We have lived in Fort Wayne since 1995, but we are fans of the Crimson Tide of Alabama.

We became fans when our son, a National Merit finalist, was offered and accepted a full academic scholarship to the University of Alabama, something not offered by in-state universities.

Our daughter followed him a year later, and our family came to love the university, southern hospitality, the community of Tuscaloosa, which is still recovering from the devastating tornado, and the football team.

For years, we have proudly flown a Crimson Tide flag during football season and love the friendly conversations it triggers with neighbors passing by.

So it was with dismay that we found our flag missing Dec. 15. We attributed it to the wind. After Christmas, we put up another flag, which quickly disappeared. This time the bent hooks and lack of wind suggested someone ripped it from the porch. Sadly, we now suspect the wind was not the culprit in the first flag’s disappearance.

We will never know if it was kids bored during winter break, an anxious Notre Dame fan, or someone sick of the SEC, but it makes us wonder. If, as a people, we can’t peacefully coexist with football rivals, how can we expect countries to settle their differences and live in harmony?

On Monday, the Crimson Tide and the Fighting Irish met with the Tide winning 42-14. As Crimson Tide fans, we admired the talent on both sides of the field, hoped for a good game and prayed for no injuries.


Country tired of Washington games masquerading as political principle

As a voter, I was dismayed during the November election to find that so many members of the U.S. House and Senate had signed the “no tax increase.” pledge of Grover Norquist.

Who is Grover Norquist anyway, and why should members of Congress be his pawns?)

According to Internet research, 271 members of Congress had signed Norquist’s pledge including Rep. Marlin Stutzman and Sen. Dan Coats. Sen.

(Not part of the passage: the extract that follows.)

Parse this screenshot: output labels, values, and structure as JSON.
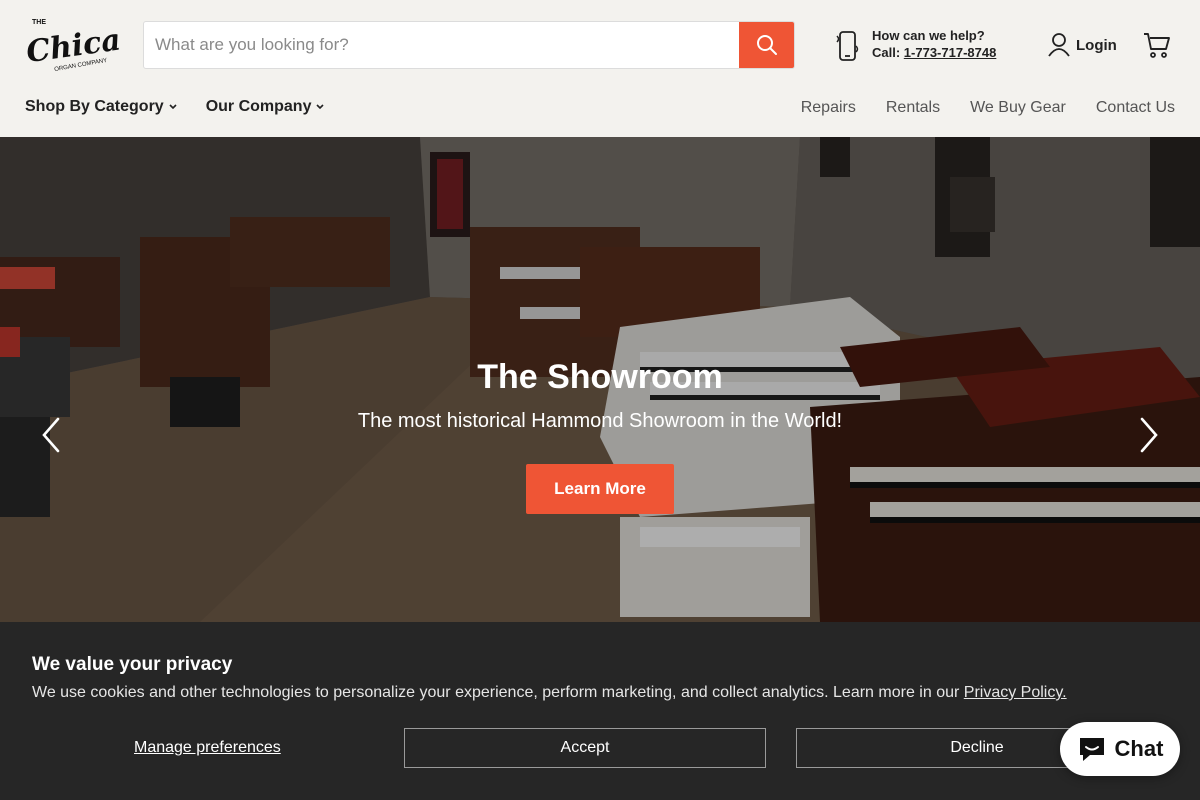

Richard Lugar was one of the few Republican members of Congress who had not signed the pledge, and thereby, was targeted by far-right conservative interests during his primary election against Richard Mourdock.

Now, I don’t want my taxes to go up any more than anyone else, but in this time of economic crisis where a runaway deficit threatens our very future, I believe that all options for a solution ought to be on the table whether those options include spending cuts, tax increases, entitlement changes or code rewrites

My wise wife pointed out to me that the irony is that while these few lawmakers absolutely refused to consider any type of tax increases for any income level including the wealthy as a matter of principle, they were willing to allow the U.S. to go over the fiscal cliff and bring on tax increases for everyone. Oh well, so much for principle.

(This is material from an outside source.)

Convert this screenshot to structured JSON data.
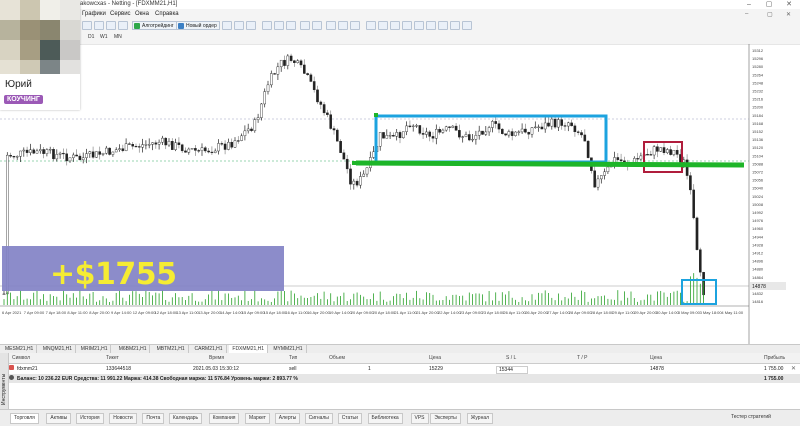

C’mon, Congress, the country is pleading for you, our lawmakers, to act like you really care about us and the country and not treat us to these political games disguised as principles.

DAVID DEW Fort Wayne

Gen. Wayne statue would distract from original intent for Green

In regard to the Perspective piece, “Keep Anthony Wayne where he’s star of show” (Dec. 30), I wish to state that I am opposed to moving the Gen. Wayne statue to the Courthouse Green.

The Green was created as an open space from which to view the Courthouse. The placement of the statue on the Green would detract from an open view of the Courthouse. It would interfere with the original plan of the Green and would create a cluttered look.

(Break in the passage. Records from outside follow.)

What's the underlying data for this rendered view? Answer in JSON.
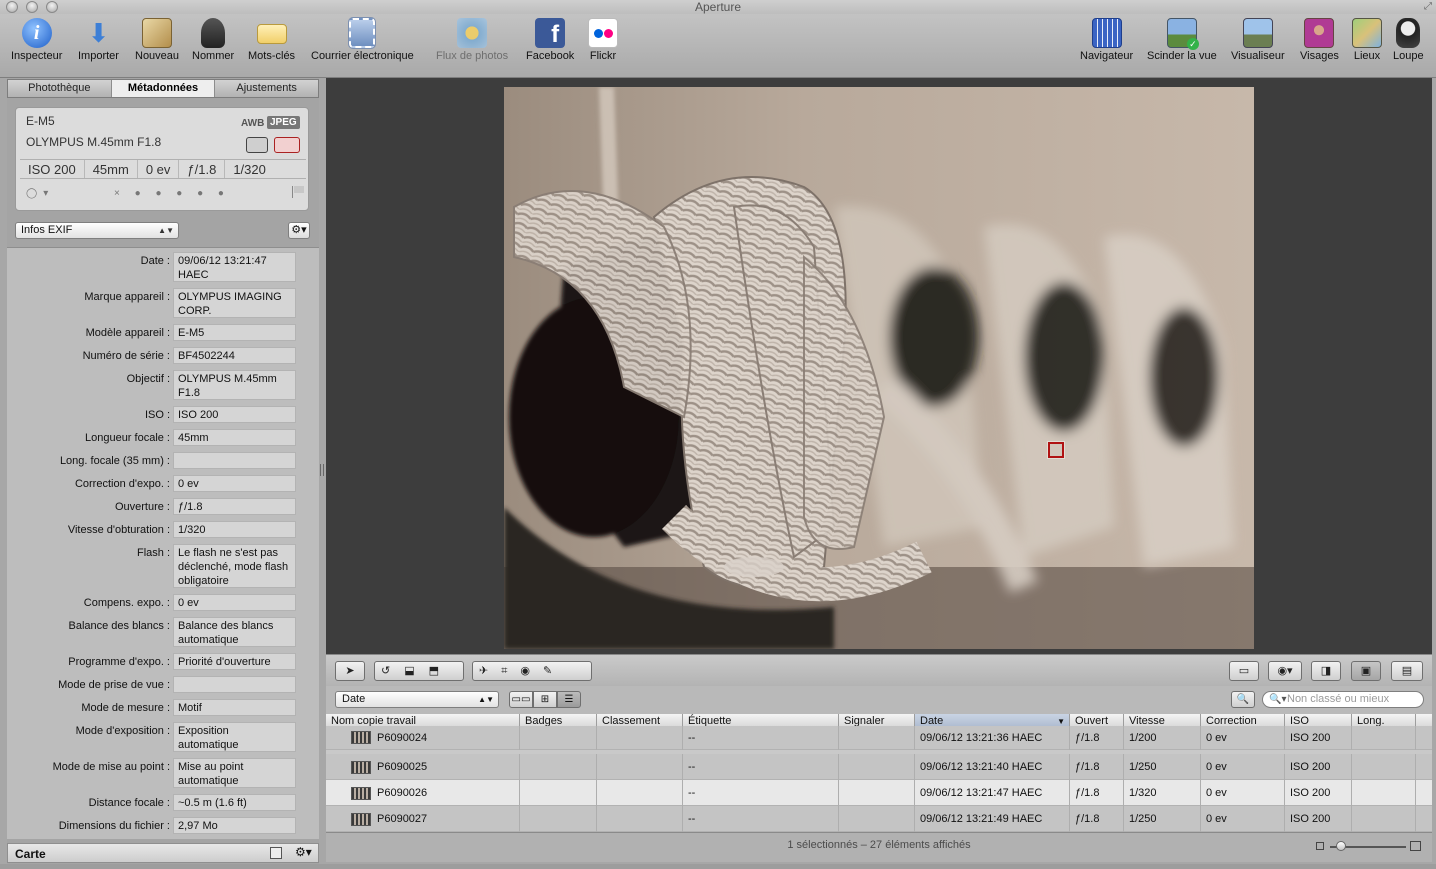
{
  "app": {
    "title": "Aperture"
  },
  "toolbar": {
    "left": [
      {
        "label": "Inspecteur",
        "icon": "info-icon"
      },
      {
        "label": "Importer",
        "icon": "import-arrow-icon"
      },
      {
        "label": "Nouveau",
        "icon": "new-album-icon"
      },
      {
        "label": "Nommer",
        "icon": "person-name-icon"
      },
      {
        "label": "Mots-clés",
        "icon": "keyword-tag-icon"
      },
      {
        "label": "Courrier électronique",
        "icon": "email-stamp-icon"
      },
      {
        "label": "Flux de photos",
        "icon": "photostream-icon"
      },
      {
        "label": "Facebook",
        "icon": "facebook-icon"
      },
      {
        "label": "Flickr",
        "icon": "flickr-icon"
      }
    ],
    "right": [
      {
        "label": "Navigateur",
        "icon": "browser-grid-icon"
      },
      {
        "label": "Scinder la vue",
        "icon": "split-view-icon"
      },
      {
        "label": "Visualiseur",
        "icon": "viewer-icon"
      },
      {
        "label": "Visages",
        "icon": "faces-icon"
      },
      {
        "label": "Lieux",
        "icon": "places-icon"
      },
      {
        "label": "Loupe",
        "icon": "loupe-icon"
      }
    ]
  },
  "inspector": {
    "tabs": [
      {
        "label": "Photothèque",
        "active": false
      },
      {
        "label": "Métadonnées",
        "active": true
      },
      {
        "label": "Ajustements",
        "active": false
      }
    ],
    "camera": {
      "model": "E-M5",
      "lens": "OLYMPUS M.45mm F1.8",
      "wb": "AWB",
      "format": "JPEG",
      "iso": "ISO 200",
      "focal": "45mm",
      "exposure": "0 ev",
      "aperture": "ƒ/1.8",
      "shutter": "1/320",
      "rating_reject": "×"
    },
    "preset": "Infos EXIF",
    "fields": [
      {
        "key": "Date :",
        "value": "09/06/12 13:21:47 HAEC"
      },
      {
        "key": "Marque appareil :",
        "value": "OLYMPUS IMAGING CORP."
      },
      {
        "key": "Modèle appareil :",
        "value": "E-M5"
      },
      {
        "key": "Numéro de série :",
        "value": "BF4502244"
      },
      {
        "key": "Objectif :",
        "value": "OLYMPUS M.45mm F1.8"
      },
      {
        "key": "ISO :",
        "value": "ISO 200"
      },
      {
        "key": "Longueur focale :",
        "value": "45mm"
      },
      {
        "key": "Long. focale (35 mm) :",
        "value": ""
      },
      {
        "key": "Correction d'expo. :",
        "value": "0 ev"
      },
      {
        "key": "Ouverture :",
        "value": "ƒ/1.8"
      },
      {
        "key": "Vitesse d'obturation :",
        "value": "1/320"
      },
      {
        "key": "Flash :",
        "value": "Le flash ne s'est pas déclenché, mode flash obligatoire"
      },
      {
        "key": "Compens. expo. :",
        "value": "0 ev"
      },
      {
        "key": "Balance des blancs :",
        "value": "Balance des blancs automatique"
      },
      {
        "key": "Programme d'expo. :",
        "value": "Priorité d'ouverture"
      },
      {
        "key": "Mode de prise de vue :",
        "value": ""
      },
      {
        "key": "Mode de mesure :",
        "value": "Motif"
      },
      {
        "key": "Mode d'exposition :",
        "value": "Exposition automatique"
      },
      {
        "key": "Mode de mise au point :",
        "value": "Mise au point automatique"
      },
      {
        "key": "Distance focale :",
        "value": "~0.5 m (1.6 ft)"
      },
      {
        "key": "Dimensions du fichier :",
        "value": "2,97 Mo"
      }
    ],
    "footer": {
      "label": "Carte"
    }
  },
  "browser": {
    "sort": "Date",
    "search_placeholder": "Non classé ou mieux",
    "columns": [
      "Nom copie travail",
      "Badges",
      "Classement",
      "Étiquette",
      "Signaler",
      "Date",
      "Ouvert",
      "Vitesse",
      "Correction",
      "ISO",
      "Long."
    ],
    "rows": [
      {
        "name": "P6090024",
        "badges": "",
        "rating": "",
        "label": "--",
        "flag": "",
        "date": "09/06/12 13:21:36 HAEC",
        "aperture": "ƒ/1.8",
        "shutter": "1/200",
        "correction": "0 ev",
        "iso": "ISO 200",
        "focal": "",
        "selected": false
      },
      {
        "name": "P6090025",
        "badges": "",
        "rating": "",
        "label": "--",
        "flag": "",
        "date": "09/06/12 13:21:40 HAEC",
        "aperture": "ƒ/1.8",
        "shutter": "1/250",
        "correction": "0 ev",
        "iso": "ISO 200",
        "focal": "",
        "selected": false
      },
      {
        "name": "P6090026",
        "badges": "",
        "rating": "",
        "label": "--",
        "flag": "",
        "date": "09/06/12 13:21:47 HAEC",
        "aperture": "ƒ/1.8",
        "shutter": "1/320",
        "correction": "0 ev",
        "iso": "ISO 200",
        "focal": "",
        "selected": true
      },
      {
        "name": "P6090027",
        "badges": "",
        "rating": "",
        "label": "--",
        "flag": "",
        "date": "09/06/12 13:21:49 HAEC",
        "aperture": "ƒ/1.8",
        "shutter": "1/250",
        "correction": "0 ev",
        "iso": "ISO 200",
        "focal": "",
        "selected": false
      }
    ],
    "status": "1 sélectionnés – 27 éléments affichés"
  }
}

I am a member of the board of directors of the Allen County Courthouse Preservation Trust. Through donations and the assistance of the county commissioners, we were not only able to save the Courthouse murals but to restore the entire Courthouse. Mayor Tom Henry even arranged to get new lighting for the outside of the Courthouse.

As a part of the restoration, we were fortunate to find that Dick Waterfield had acquired title to all the land that now comprises the Green. The trust, through generous additional donations, was able to purchase the land from Waterfield, tear down the buildings and create the Courthouse Green.

We have succeed to date in preventing memorials, statues and even military equipment from being place on the Green by many well meaning people. All of these items would detract from the beauty and plan of the Green. I hope that those persons trying to move the Anthony Wayne statue to the Green will reconsider.